Like I said, I really want to work in sports analytics, you know, data science as I'm sure a lot of people who have taken any sort of data science class here at MTSU knows it can be applied in literally any sort of business, whether it's retail, insurance, academia or whatever it is, there's data science that can be applied anywhere. And so it kind of just depends on what you are passionate about as an individual.

And for me, that's sports, right.

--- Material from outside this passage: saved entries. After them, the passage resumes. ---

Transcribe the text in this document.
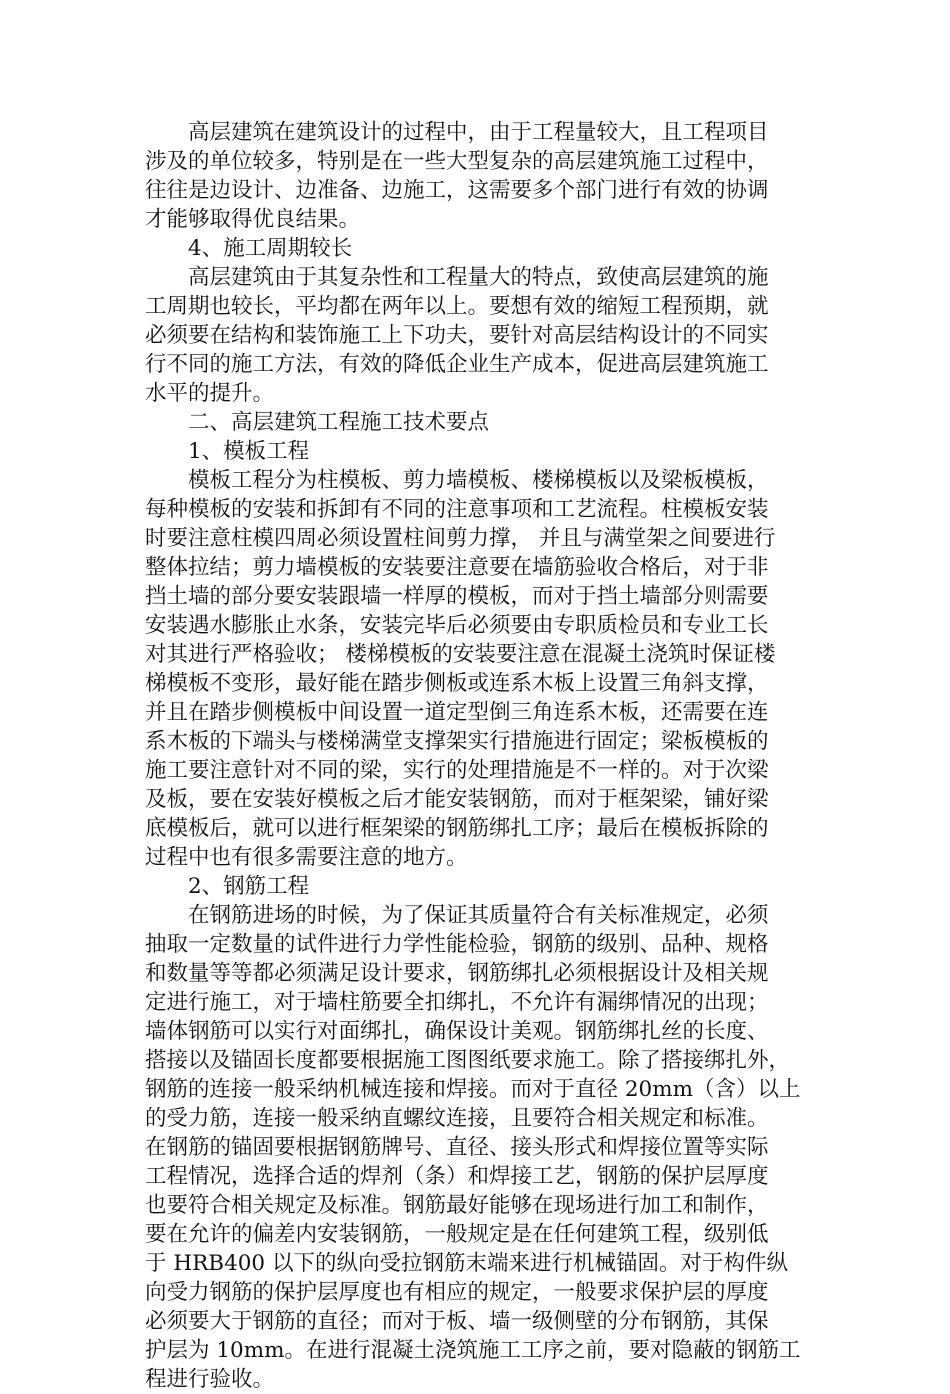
高层建筑在建筑设计的过程中，由于工程量较大，且工程项目
涉及的单位较多，特别是在一些大型复杂的高层建筑施工过程中，
往往是边设计、边准备、边施工，这需要多个部门进行有效的协调
才能够取得优良结果。
4、施工周期较长
高层建筑由于其复杂性和工程量大的特点，致使高层建筑的施
工周期也较长，平均都在两年以上。要想有效的缩短工程预期，就
必须要在结构和装饰施工上下功夫，要针对高层结构设计的不同实
行不同的施工方法，有效的降低企业生产成本，促进高层建筑施工
水平的提升。
二、高层建筑工程施工技术要点
1、模板工程
模板工程分为柱模板、剪力墙模板、楼梯模板以及梁板模板，
每种模板的安装和拆卸有不同的注意事项和工艺流程。柱模板安装
时要注意柱模四周必须设置柱间剪力撑， 并且与满堂架之间要进行
整体拉结；剪力墙模板的安装要注意要在墙筋验收合格后，对于非
挡土墙的部分要安装跟墙一样厚的模板，而对于挡土墙部分则需要
安装遇水膨胀止水条，安装完毕后必须要由专职质检员和专业工长
对其进行严格验收； 楼梯模板的安装要注意在混凝土浇筑时保证楼
梯模板不变形，最好能在踏步侧板或连系木板上设置三角斜支撑，
并且在踏步侧模板中间设置一道定型倒三角连系木板，还需要在连
系木板的下端头与楼梯满堂支撑架实行措施进行固定；梁板模板的
施工要注意针对不同的梁，实行的处理措施是不一样的。对于次梁
及板，要在安装好模板之后才能安装钢筋，而对于框架梁，铺好梁
底模板后，就可以进行框架梁的钢筋绑扎工序；最后在模板拆除的
过程中也有很多需要注意的地方。
2、钢筋工程
在钢筋进场的时候，为了保证其质量符合有关标准规定，必须
抽取一定数量的试件进行力学性能检验，钢筋的级别、品种、规格
和数量等等都必须满足设计要求，钢筋绑扎必须根据设计及相关规
定进行施工，对于墙柱筋要全扣绑扎，不允许有漏绑情况的出现；
墙体钢筋可以实行对面绑扎，确保设计美观。钢筋绑扎丝的长度、
搭接以及锚固长度都要根据施工图图纸要求施工。除了搭接绑扎外，
钢筋的连接一般采纳机械连接和焊接。而对于直径 20mm（含）以上
的受力筋，连接一般采纳直螺纹连接，且要符合相关规定和标准。
在钢筋的锚固要根据钢筋牌号、直径、接头形式和焊接位置等实际
工程情况，选择合适的焊剂（条）和焊接工艺，钢筋的保护层厚度
也要符合相关规定及标准。钢筋最好能够在现场进行加工和制作，
要在允许的偏差内安装钢筋，一般规定是在任何建筑工程，级别低
于 HRB400 以下的纵向受拉钢筋末端来进行机械锚固。对于构件纵
向受力钢筋的保护层厚度也有相应的规定，一般要求保护层的厚度
必须要大于钢筋的直径；而对于板、墙一级侧壁的分布钢筋，其保
护层为 10mm。在进行混凝土浇筑施工工序之前，要对隐蔽的钢筋工
程进行验收。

I can run insurance numbers all day, but I'm never going to be super passionate about, you know, look at how much written premium we're going to have in August of 2024. It doesn't get me going the way that, you know, certain sports topics do. And so I'm not really sure how I get my foot in the door in that industry, whether it would be to go get a master's in data science or sports management or something like that, or to hopefully maybe land a gig after graduation with some sort of professional sports team.

(Professor Gamble) Boston is the home of the insurance company. Yes, a major hub of sports and professional sports activity. How did you like living in Boston?

(Robert) So I actually did not live in Boston this past summer. It was a remote work. I was able to visit Boston for a week, which was really cool. Their office is right downtown across from the Garden where the Celtics and the Bruins play. So it was it was interesting to be down there for the week. I was put up in a hotel for the week by the company, got that nine to five experience going out on business lunches and everything with my manager and other people. So it was really cool to have that one week experience. And then for the rest of the summer, it was virtual, you know, distance and stuff. So I was working out of my bedroom, which, you know, have a desk in the corner of my bedroom. That's where I did most of my work out of and it was pretty cool.

(Professor Gamble) Thank you for interviewing with me.